As Rolfe said, Creed didn’t need to “invent” all of the good ideas. He knew them when he saw them and was ready and willing to support good ideas, regardless of their origins, and to give credit where credit was due. What insight for a foundation president and a journalism leader!

Those are lessons that I learned from Creed and from others before him, like Governor LeRoy Collins, and tried to apply to the work of the Collins Center for Public Policy.

With us today were Alberto Ibargüen, current Knight Foundation president and former Miami Herald publisher; Paula Ellis, former VP for operations of Knight-Ridder and current Knight Foundation VP for strategic initiatives, and Eric Newton, former newspaper editor and current adviser to the president at the foundation. There was Joe Natoli, former publisher in San Jose and Philadelphia, now senior VP for business and finance and CFO at the University of Miami; former Knight Ridder publishers Tim Kelly (Lexington) and Mike Maidenberg (Grand Forks Herald, N.D.),; foundation trustee Paul Grogan and board chair Rob Briggs; current Miami Herald publisher David Landsberg – and so many others it is impossible to list them all. But I can’t omit legendary newspaper editor John Carroll, editor in Lexington when a courageous series on widespread cheating in the University of Kentucky basketball program won a Creed’s paper a Pulitzer Prize. And there was University of Georgia president Michael Adams, inspired by the Lexington stories to take up the cause of NCAA reform with the Knight Commission on Intercollegiate Athletics.

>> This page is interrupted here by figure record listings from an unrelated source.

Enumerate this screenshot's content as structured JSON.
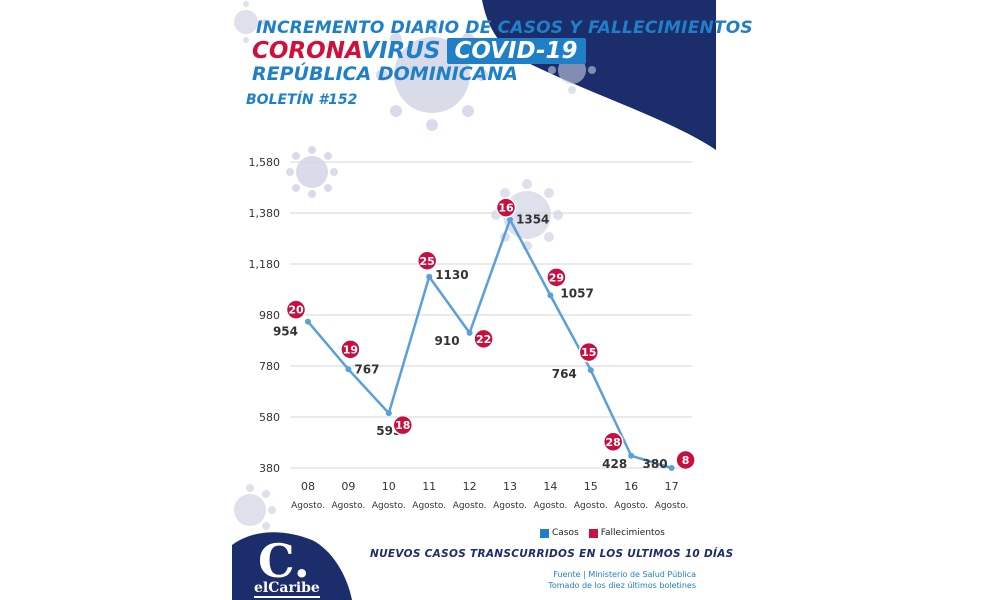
{
  "header": {
    "title_line1": "INCREMENTO DIARIO DE CASOS Y FALLECIMIENTOS",
    "title_corona": "CORONA",
    "title_virus": "VIRUS",
    "title_covid": "COVID-19",
    "title_country": "REPÚBLICA DOMINICANA",
    "bulletin": "BOLETÍN #152"
  },
  "colors": {
    "navy": "#1b2d6b",
    "blue": "#1f80c8",
    "line": "#5a9fd9",
    "death": "#c8103e",
    "virus": "#b8bcd6"
  },
  "chart_data": {
    "type": "line",
    "categories": [
      "08",
      "09",
      "10",
      "11",
      "12",
      "13",
      "14",
      "15",
      "16",
      "17"
    ],
    "category_sublabel": "Agosto.",
    "series": [
      {
        "name": "Casos",
        "values": [
          954,
          767,
          595,
          1130,
          910,
          1354,
          1057,
          764,
          428,
          380
        ]
      },
      {
        "name": "Fallecimientos",
        "values": [
          20,
          19,
          18,
          25,
          22,
          16,
          29,
          15,
          28,
          8
        ]
      }
    ],
    "yticks": [
      "380",
      "580",
      "780",
      "980",
      "1,180",
      "1,380",
      "1,580"
    ],
    "ylim": [
      380,
      1580
    ],
    "grid": true,
    "legend": "bottom-right"
  },
  "footer": {
    "subtitle": "NUEVOS CASOS TRANSCURRIDOS EN LOS ULTIMOS 10 DÍAS",
    "source_line1": "Fuente | Ministerio de Salud Pública",
    "source_line2": "Tomado de  los diez últimos boletines",
    "logo_letter": "C.",
    "logo_brand": "elCaribe"
  }
}
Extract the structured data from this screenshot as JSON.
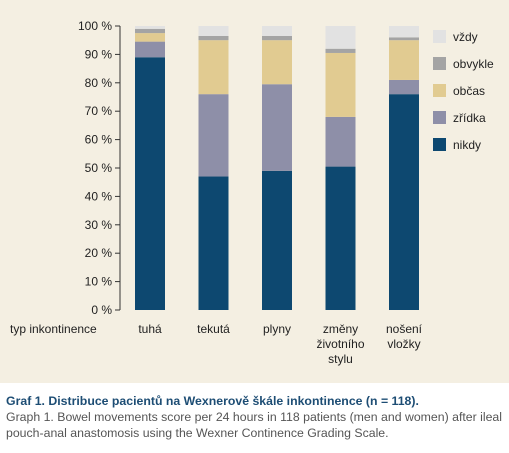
{
  "chart_data": {
    "type": "bar",
    "stacked": true,
    "x_axis_label": "typ inkontinence",
    "categories": [
      [
        "tuhá"
      ],
      [
        "tekutá"
      ],
      [
        "plyny"
      ],
      [
        "změny",
        "životního",
        "stylu"
      ],
      [
        "nošení",
        "vložky"
      ]
    ],
    "y_tick_labels": [
      "0 %",
      "10 %",
      "20 %",
      "30 %",
      "40 %",
      "50 %",
      "60 %",
      "70 %",
      "80 %",
      "90 %",
      "100 %"
    ],
    "ylim": [
      0,
      100
    ],
    "legend_position": "right",
    "series": [
      {
        "name": "nikdy",
        "color": "#0d4870",
        "values": [
          89,
          47,
          49,
          50.5,
          76
        ]
      },
      {
        "name": "zřídka",
        "color": "#8e8fa8",
        "values": [
          5.5,
          29,
          30.5,
          17.5,
          5
        ]
      },
      {
        "name": "občas",
        "color": "#e1cb91",
        "values": [
          3,
          19,
          15.5,
          22.5,
          14
        ]
      },
      {
        "name": "obvykle",
        "color": "#a4a4a4",
        "values": [
          1.5,
          1.5,
          1.5,
          1.5,
          1
        ]
      },
      {
        "name": "vždy",
        "color": "#e2e2e2",
        "values": [
          1,
          3.5,
          3.5,
          8,
          4
        ]
      }
    ]
  },
  "caption": {
    "title": "Graf 1. Distribuce pacientů na Wexnerově škále inkontinence (n = 118).",
    "text": "Graph 1. Bowel movements score per 24 hours in 118 patients (men and women) after ileal pouch-anal anastomosis using the Wexner Continence Grading Scale."
  }
}
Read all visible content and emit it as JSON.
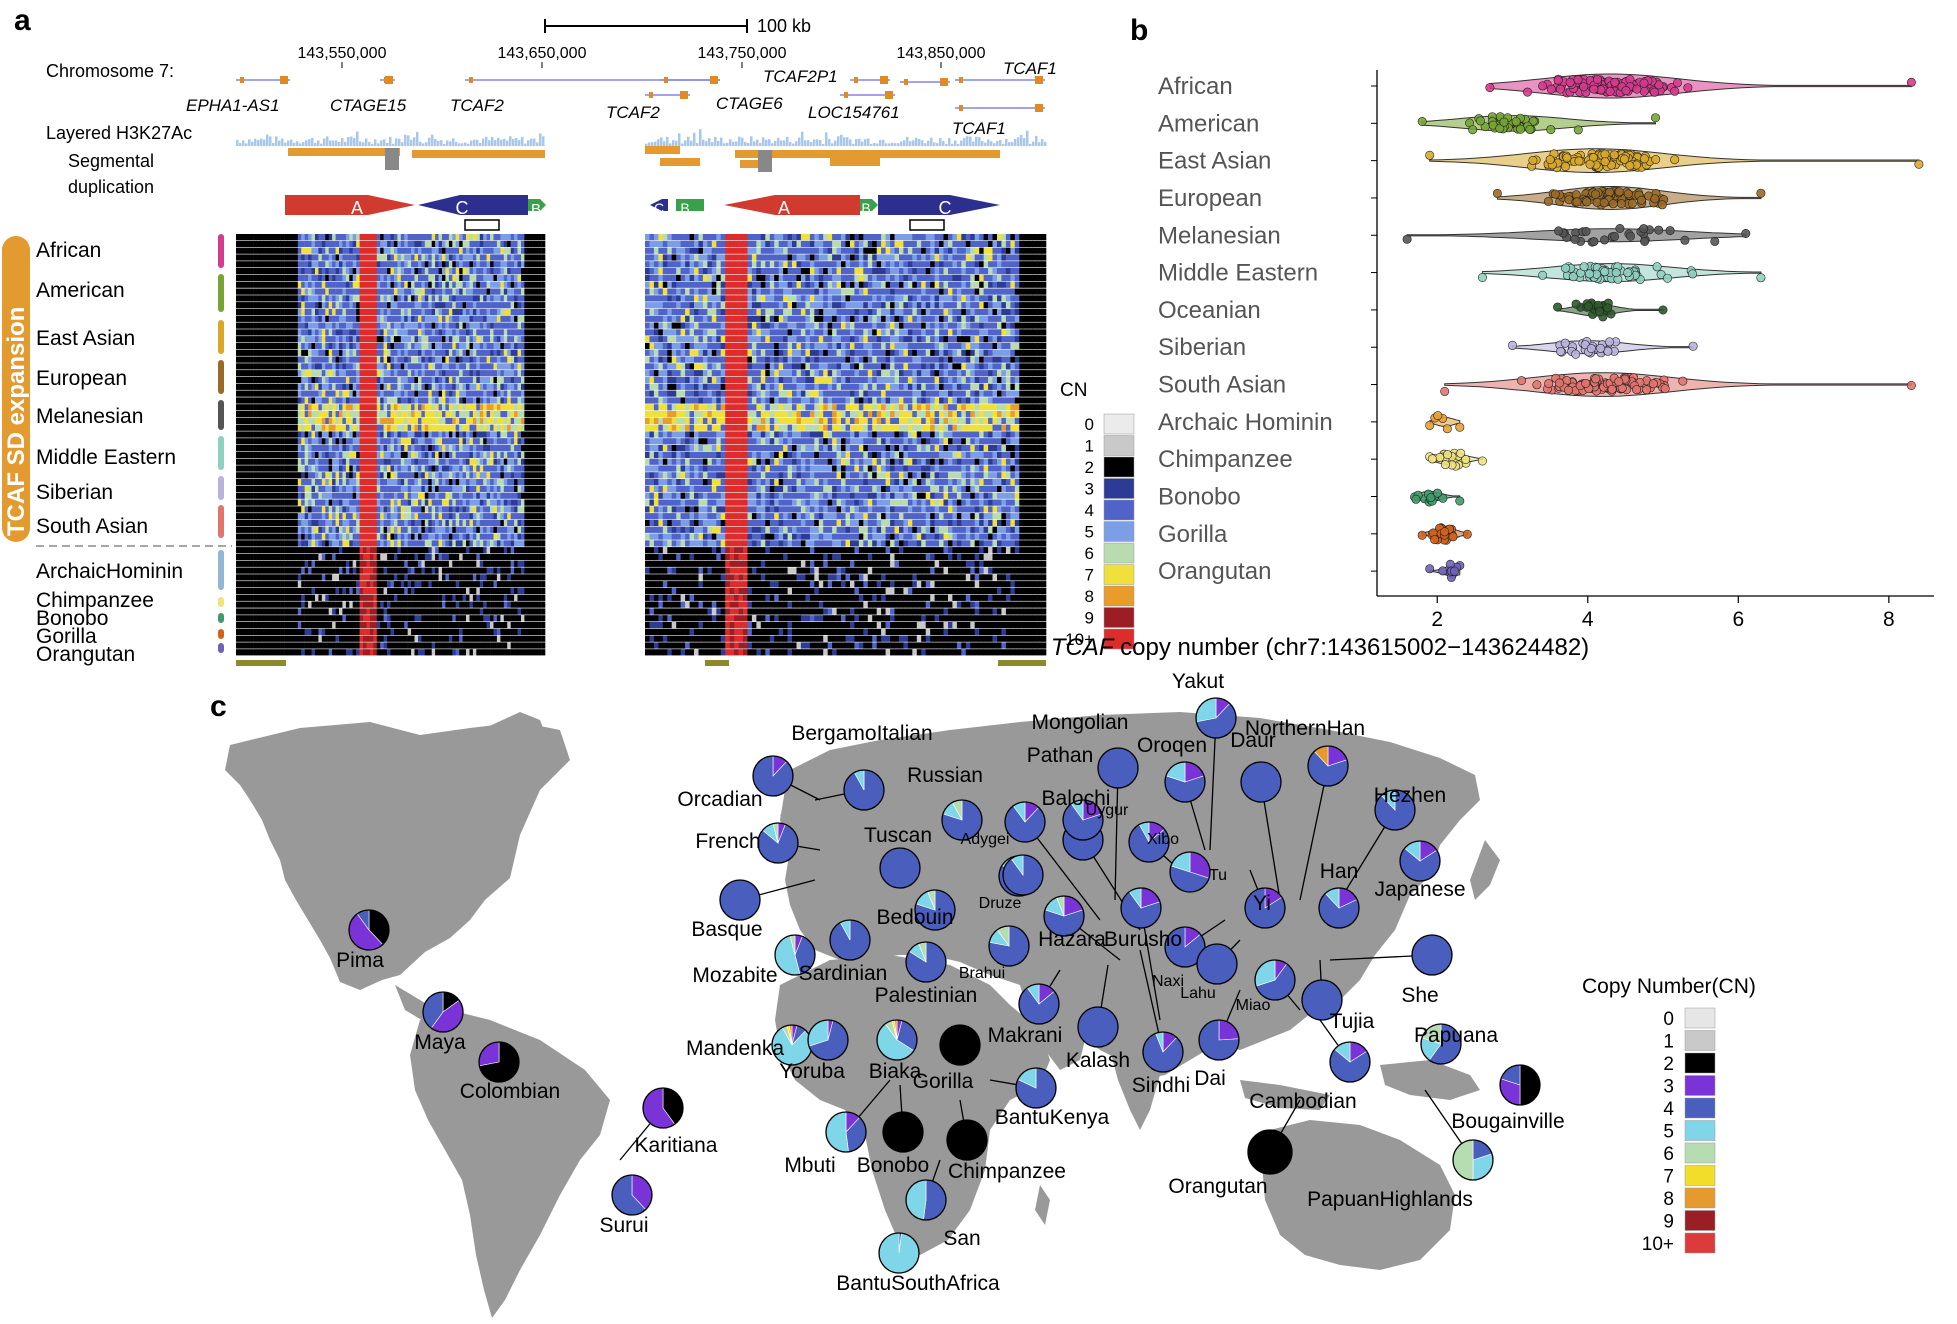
{
  "panel_labels": {
    "a": "a",
    "b": "b",
    "c": "c"
  },
  "panel_a": {
    "scale_bar": "100 kb",
    "chromosome_label": "Chromosome 7:",
    "coordinates": [
      "143,550,000",
      "143,650,000",
      "143,750,000",
      "143,850,000"
    ],
    "genes": [
      "EPHA1-AS1",
      "CTAGE15",
      "TCAF2",
      "TCAF2",
      "TCAF2P1",
      "CTAGE6",
      "LOC154761",
      "TCAF1",
      "TCAF1"
    ],
    "tracks": [
      "Layered H3K27Ac",
      "Segmental",
      "duplication"
    ],
    "sd_letters_left": [
      "A",
      "C",
      "B"
    ],
    "sd_letters_right": [
      "C",
      "B",
      "A",
      "B",
      "C"
    ],
    "side_label": "TCAF SD expansion",
    "groups": [
      "African",
      "American",
      "East Asian",
      "European",
      "Melanesian",
      "Middle Eastern",
      "Siberian",
      "South Asian",
      "ArchaicHominin",
      "Chimpanzee",
      "Bonobo",
      "Gorilla",
      "Orangutan"
    ],
    "group_colors": [
      "#d63a8e",
      "#76a534",
      "#d9a82a",
      "#9a6a26",
      "#555555",
      "#8fd0c0",
      "#b9b3dc",
      "#e2746e",
      "#93b6d4",
      "#f0e27f",
      "#3f9b6a",
      "#d2631e",
      "#6f63b5"
    ],
    "cn_title": "CN",
    "cn_labels": [
      "0",
      "1",
      "2",
      "3",
      "4",
      "5",
      "6",
      "7",
      "8",
      "9",
      "10+"
    ],
    "cn_colors": [
      "#ebebeb",
      "#c9c9c9",
      "#000000",
      "#2c3c94",
      "#4f63c8",
      "#7c9ee6",
      "#b8dcb0",
      "#f0e03c",
      "#e89c2c",
      "#9a1e24",
      "#dd2c2c"
    ]
  },
  "chart_data": {
    "type": "scatter",
    "subtype": "violin-jitter",
    "xlabel": "TCAF copy number (chr7:143615002−143624482)",
    "xlabel_italic": "TCAF",
    "xlabel_rest": " copy number (chr7:143615002−143624482)",
    "xticks": [
      2,
      4,
      6,
      8
    ],
    "xlim": [
      1.2,
      8.6
    ],
    "grid": false,
    "categories": [
      "African",
      "American",
      "East Asian",
      "European",
      "Melanesian",
      "Middle Eastern",
      "Oceanian",
      "Siberian",
      "South Asian",
      "Archaic Hominin",
      "Chimpanzee",
      "Bonobo",
      "Gorilla",
      "Orangutan"
    ],
    "series": [
      {
        "name": "African",
        "color": "#d63a8e",
        "min": 2.7,
        "max": 8.3,
        "median": 4.3,
        "spread": 0.9,
        "n": 110
      },
      {
        "name": "American",
        "color": "#76a534",
        "min": 1.8,
        "max": 4.9,
        "median": 3.0,
        "spread": 0.7,
        "n": 45
      },
      {
        "name": "East Asian",
        "color": "#d9a82a",
        "min": 1.9,
        "max": 8.4,
        "median": 4.1,
        "spread": 0.9,
        "n": 95
      },
      {
        "name": "European",
        "color": "#9a6a26",
        "min": 2.8,
        "max": 6.3,
        "median": 4.3,
        "spread": 0.7,
        "n": 90
      },
      {
        "name": "Melanesian",
        "color": "#555555",
        "min": 1.6,
        "max": 6.1,
        "median": 4.3,
        "spread": 1.0,
        "n": 30
      },
      {
        "name": "Middle Eastern",
        "color": "#8fd0c0",
        "min": 2.6,
        "max": 6.3,
        "median": 4.3,
        "spread": 0.8,
        "n": 60
      },
      {
        "name": "Oceanian",
        "color": "#2d5a2a",
        "min": 3.6,
        "max": 5.0,
        "median": 4.1,
        "spread": 0.25,
        "n": 25
      },
      {
        "name": "Siberian",
        "color": "#b9b3dc",
        "min": 3.0,
        "max": 5.4,
        "median": 4.0,
        "spread": 0.5,
        "n": 30
      },
      {
        "name": "South Asian",
        "color": "#e2746e",
        "min": 2.1,
        "max": 8.3,
        "median": 4.2,
        "spread": 0.9,
        "n": 95
      },
      {
        "name": "Archaic Hominin",
        "color": "#e7a034",
        "min": 1.9,
        "max": 2.3,
        "median": 2.1,
        "spread": 0.12,
        "n": 6
      },
      {
        "name": "Chimpanzee",
        "color": "#f0e27f",
        "min": 1.9,
        "max": 2.6,
        "median": 2.2,
        "spread": 0.18,
        "n": 25
      },
      {
        "name": "Bonobo",
        "color": "#3f9b6a",
        "min": 1.7,
        "max": 2.3,
        "median": 1.9,
        "spread": 0.15,
        "n": 13
      },
      {
        "name": "Gorilla",
        "color": "#d2631e",
        "min": 1.8,
        "max": 2.4,
        "median": 2.1,
        "spread": 0.15,
        "n": 30
      },
      {
        "name": "Orangutan",
        "color": "#6f63b5",
        "min": 1.9,
        "max": 2.3,
        "median": 2.2,
        "spread": 0.12,
        "n": 12
      }
    ]
  },
  "panel_c": {
    "legend_title": "Copy Number(CN)",
    "legend_labels": [
      "0",
      "1",
      "2",
      "3",
      "4",
      "5",
      "6",
      "7",
      "8",
      "9",
      "10+"
    ],
    "legend_colors": [
      "#e6e6e6",
      "#c9c9c9",
      "#000000",
      "#7a33d6",
      "#4a5fbd",
      "#7fd6e8",
      "#b6dcb2",
      "#f2de2a",
      "#e69a2c",
      "#9a1e24",
      "#dd3b3b"
    ],
    "populations": [
      {
        "name": "Pima",
        "cn": [
          0,
          0,
          0.38,
          0.52,
          0.1,
          0,
          0,
          0,
          0,
          0,
          0
        ]
      },
      {
        "name": "Maya",
        "cn": [
          0,
          0,
          0.15,
          0.45,
          0.4,
          0,
          0,
          0,
          0,
          0,
          0
        ]
      },
      {
        "name": "Colombian",
        "cn": [
          0,
          0,
          0.72,
          0.28,
          0,
          0,
          0,
          0,
          0,
          0,
          0
        ]
      },
      {
        "name": "Karitiana",
        "cn": [
          0,
          0,
          0.4,
          0.6,
          0,
          0,
          0,
          0,
          0,
          0,
          0
        ]
      },
      {
        "name": "Surui",
        "cn": [
          0,
          0,
          0,
          0.38,
          0.62,
          0,
          0,
          0,
          0,
          0,
          0
        ]
      },
      {
        "name": "Orcadian",
        "cn": [
          0,
          0,
          0,
          0.12,
          0.88,
          0,
          0,
          0,
          0,
          0,
          0
        ]
      },
      {
        "name": "BergamoItalian",
        "cn": [
          0,
          0,
          0,
          0,
          0.92,
          0.08,
          0,
          0,
          0,
          0,
          0
        ]
      },
      {
        "name": "French",
        "cn": [
          0,
          0,
          0,
          0.06,
          0.8,
          0.1,
          0.04,
          0,
          0,
          0,
          0
        ]
      },
      {
        "name": "Russian",
        "cn": [
          0,
          0,
          0,
          0,
          0.8,
          0.12,
          0.08,
          0,
          0,
          0,
          0
        ]
      },
      {
        "name": "Tuscan",
        "cn": [
          0,
          0,
          0,
          0,
          1.0,
          0,
          0,
          0,
          0,
          0,
          0
        ]
      },
      {
        "name": "Basque",
        "cn": [
          0,
          0,
          0,
          0,
          1.0,
          0,
          0,
          0,
          0,
          0,
          0
        ]
      },
      {
        "name": "Adygei",
        "cn": [
          0,
          0,
          0,
          0,
          0.84,
          0.1,
          0.06,
          0,
          0,
          0,
          0
        ]
      },
      {
        "name": "Bedouin",
        "cn": [
          0,
          0,
          0,
          0,
          0.8,
          0.14,
          0.06,
          0,
          0,
          0,
          0
        ]
      },
      {
        "name": "Sardinian",
        "cn": [
          0,
          0,
          0,
          0,
          0.92,
          0.08,
          0,
          0,
          0,
          0,
          0
        ]
      },
      {
        "name": "Mozabite",
        "cn": [
          0,
          0,
          0,
          0.06,
          0.4,
          0.5,
          0.04,
          0,
          0,
          0,
          0
        ]
      },
      {
        "name": "Palestinian",
        "cn": [
          0,
          0,
          0,
          0,
          0.84,
          0.1,
          0.06,
          0,
          0,
          0,
          0
        ]
      },
      {
        "name": "Mandenka",
        "cn": [
          0,
          0,
          0,
          0.04,
          0.08,
          0.8,
          0.04,
          0.02,
          0.02,
          0,
          0
        ]
      },
      {
        "name": "Yoruba",
        "cn": [
          0,
          0,
          0,
          0.04,
          0.66,
          0.3,
          0,
          0,
          0,
          0,
          0
        ]
      },
      {
        "name": "Biaka",
        "cn": [
          0,
          0,
          0,
          0.04,
          0.3,
          0.56,
          0.06,
          0.02,
          0.02,
          0,
          0
        ]
      },
      {
        "name": "Gorilla",
        "cn": [
          0,
          0,
          1.0,
          0,
          0,
          0,
          0,
          0,
          0,
          0,
          0
        ]
      },
      {
        "name": "Bonobo",
        "cn": [
          0,
          0,
          1.0,
          0,
          0,
          0,
          0,
          0,
          0,
          0,
          0
        ]
      },
      {
        "name": "Chimpanzee",
        "cn": [
          0,
          0,
          1.0,
          0,
          0,
          0,
          0,
          0,
          0,
          0,
          0
        ]
      },
      {
        "name": "Mbuti",
        "cn": [
          0,
          0,
          0,
          0.12,
          0.36,
          0.52,
          0,
          0,
          0,
          0,
          0
        ]
      },
      {
        "name": "San",
        "cn": [
          0,
          0,
          0,
          0,
          0.52,
          0.48,
          0,
          0,
          0,
          0,
          0
        ]
      },
      {
        "name": "BantuSouthAfrica",
        "cn": [
          0,
          0,
          0,
          0,
          0.02,
          0.98,
          0,
          0,
          0,
          0,
          0
        ]
      },
      {
        "name": "BantuKenya",
        "cn": [
          0,
          0,
          0,
          0,
          0.82,
          0.18,
          0,
          0,
          0,
          0,
          0
        ]
      },
      {
        "name": "Druze",
        "cn": [
          0,
          0,
          0,
          0,
          0.9,
          0.1,
          0,
          0,
          0,
          0,
          0
        ]
      },
      {
        "name": "Brahui",
        "cn": [
          0,
          0,
          0,
          0,
          0.78,
          0.12,
          0.1,
          0,
          0,
          0,
          0
        ]
      },
      {
        "name": "Makrani",
        "cn": [
          0,
          0,
          0,
          0.14,
          0.76,
          0.1,
          0,
          0,
          0,
          0,
          0
        ]
      },
      {
        "name": "Balochi",
        "cn": [
          0,
          0,
          0,
          0.12,
          0.78,
          0.1,
          0,
          0,
          0,
          0,
          0
        ]
      },
      {
        "name": "Hazara",
        "cn": [
          0,
          0,
          0,
          0.2,
          0.6,
          0.14,
          0.06,
          0,
          0,
          0,
          0
        ]
      },
      {
        "name": "Kalash",
        "cn": [
          0,
          0,
          0,
          0,
          1.0,
          0,
          0,
          0,
          0,
          0,
          0
        ]
      },
      {
        "name": "Pathan",
        "cn": [
          0,
          0,
          0,
          0.08,
          0.8,
          0.08,
          0.04,
          0,
          0,
          0,
          0
        ]
      },
      {
        "name": "Burusho",
        "cn": [
          0,
          0,
          0,
          0.2,
          0.7,
          0.1,
          0,
          0,
          0,
          0,
          0
        ]
      },
      {
        "name": "Sindhi",
        "cn": [
          0,
          0,
          0,
          0.12,
          0.82,
          0.06,
          0,
          0,
          0,
          0,
          0
        ]
      },
      {
        "name": "Uygur",
        "cn": [
          0,
          0,
          0,
          0.2,
          0.7,
          0.1,
          0,
          0,
          0,
          0,
          0
        ]
      },
      {
        "name": "Mongolian",
        "cn": [
          0,
          0,
          0,
          0,
          1.0,
          0,
          0,
          0,
          0,
          0,
          0
        ]
      },
      {
        "name": "Oroqen",
        "cn": [
          0,
          0,
          0,
          0.2,
          0.6,
          0.2,
          0,
          0,
          0,
          0,
          0
        ]
      },
      {
        "name": "Xibo",
        "cn": [
          0,
          0,
          0,
          0.14,
          0.78,
          0.08,
          0,
          0,
          0,
          0,
          0
        ]
      },
      {
        "name": "Tu",
        "cn": [
          0,
          0,
          0,
          0.3,
          0.5,
          0.2,
          0,
          0,
          0,
          0,
          0
        ]
      },
      {
        "name": "Yakut",
        "cn": [
          0,
          0,
          0,
          0.12,
          0.6,
          0.28,
          0,
          0,
          0,
          0,
          0
        ]
      },
      {
        "name": "Daur",
        "cn": [
          0,
          0,
          0,
          0,
          1.0,
          0,
          0,
          0,
          0,
          0,
          0
        ]
      },
      {
        "name": "NorthernHan",
        "cn": [
          0,
          0,
          0,
          0.2,
          0.68,
          0,
          0,
          0,
          0.12,
          0,
          0
        ]
      },
      {
        "name": "Hezhen",
        "cn": [
          0,
          0,
          0,
          0,
          0.88,
          0.12,
          0,
          0,
          0,
          0,
          0
        ]
      },
      {
        "name": "Han",
        "cn": [
          0,
          0,
          0,
          0.18,
          0.7,
          0.12,
          0,
          0,
          0,
          0,
          0
        ]
      },
      {
        "name": "Japanese",
        "cn": [
          0,
          0,
          0,
          0.16,
          0.7,
          0.14,
          0,
          0,
          0,
          0,
          0
        ]
      },
      {
        "name": "Yi",
        "cn": [
          0,
          0,
          0,
          0.16,
          0.84,
          0,
          0,
          0,
          0,
          0,
          0
        ]
      },
      {
        "name": "Naxi",
        "cn": [
          0,
          0,
          0,
          0.14,
          0.86,
          0,
          0,
          0,
          0,
          0,
          0
        ]
      },
      {
        "name": "Lahu",
        "cn": [
          0,
          0,
          0,
          0,
          1.0,
          0,
          0,
          0,
          0,
          0,
          0
        ]
      },
      {
        "name": "Miao",
        "cn": [
          0,
          0,
          0,
          0.1,
          0.6,
          0.3,
          0,
          0,
          0,
          0,
          0
        ]
      },
      {
        "name": "Tujia",
        "cn": [
          0,
          0,
          0,
          0,
          1.0,
          0,
          0,
          0,
          0,
          0,
          0
        ]
      },
      {
        "name": "She",
        "cn": [
          0,
          0,
          0,
          0,
          1.0,
          0,
          0,
          0,
          0,
          0,
          0
        ]
      },
      {
        "name": "Dai",
        "cn": [
          0,
          0,
          0,
          0.24,
          0.76,
          0,
          0,
          0,
          0,
          0,
          0
        ]
      },
      {
        "name": "Cambodian",
        "cn": [
          0,
          0,
          0,
          0.16,
          0.7,
          0.14,
          0,
          0,
          0,
          0,
          0
        ]
      },
      {
        "name": "Orangutan",
        "cn": [
          0,
          0,
          1.0,
          0,
          0,
          0,
          0,
          0,
          0,
          0,
          0
        ]
      },
      {
        "name": "Papuana",
        "cn": [
          0,
          0,
          0,
          0,
          0.6,
          0.2,
          0.2,
          0,
          0,
          0,
          0
        ]
      },
      {
        "name": "PapuanHighlands",
        "cn": [
          0,
          0,
          0,
          0,
          0.2,
          0.3,
          0.5,
          0,
          0,
          0,
          0
        ]
      },
      {
        "name": "Bougainville",
        "cn": [
          0,
          0,
          0.5,
          0.3,
          0.2,
          0,
          0,
          0,
          0,
          0,
          0
        ]
      }
    ]
  }
}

A very special person to honor Creed today was Tina Hills, wife of the late Lee Hills, former editor and publisher of the Miami Herald and the Detroit Free-Press, president of Knight-Ridder and the Knight Foundation adviser and trustee. Lee was a special friend and mentor to me. He was a person of the highest standards of truth and integrity. I remember vividly our debates about whether he should preserve and transcribe his personal shorthand notes of many interviews with very famous people over the decades.

The Miami Herald called Creed Black a “curmudgeon” who was “…wickedly witty and Southern gracious, tough but fair-minded….” The New York Times said that he was “…peripatetic … pugnacious….” He was all of that and much more — a dear friend and colleague who always included me in both in serious planning and fun social gatherings. What a privilege it was to work with him and to know him.

Rolfe’s remarks ended with a quote from Horace Greeley, the famous 19th Century American journalist, to illustrate Creed’s basic value (his “creed”): Fame is a vapor, popularity an accident, and riches take wings. Only one thing endures and that is character.”

That has very special meaning for me these days. A walk among giants — people of great character — today was a stark reminder of the elusive and temporary nature of everything except our basic values. Thanks to all who stay true to that idea.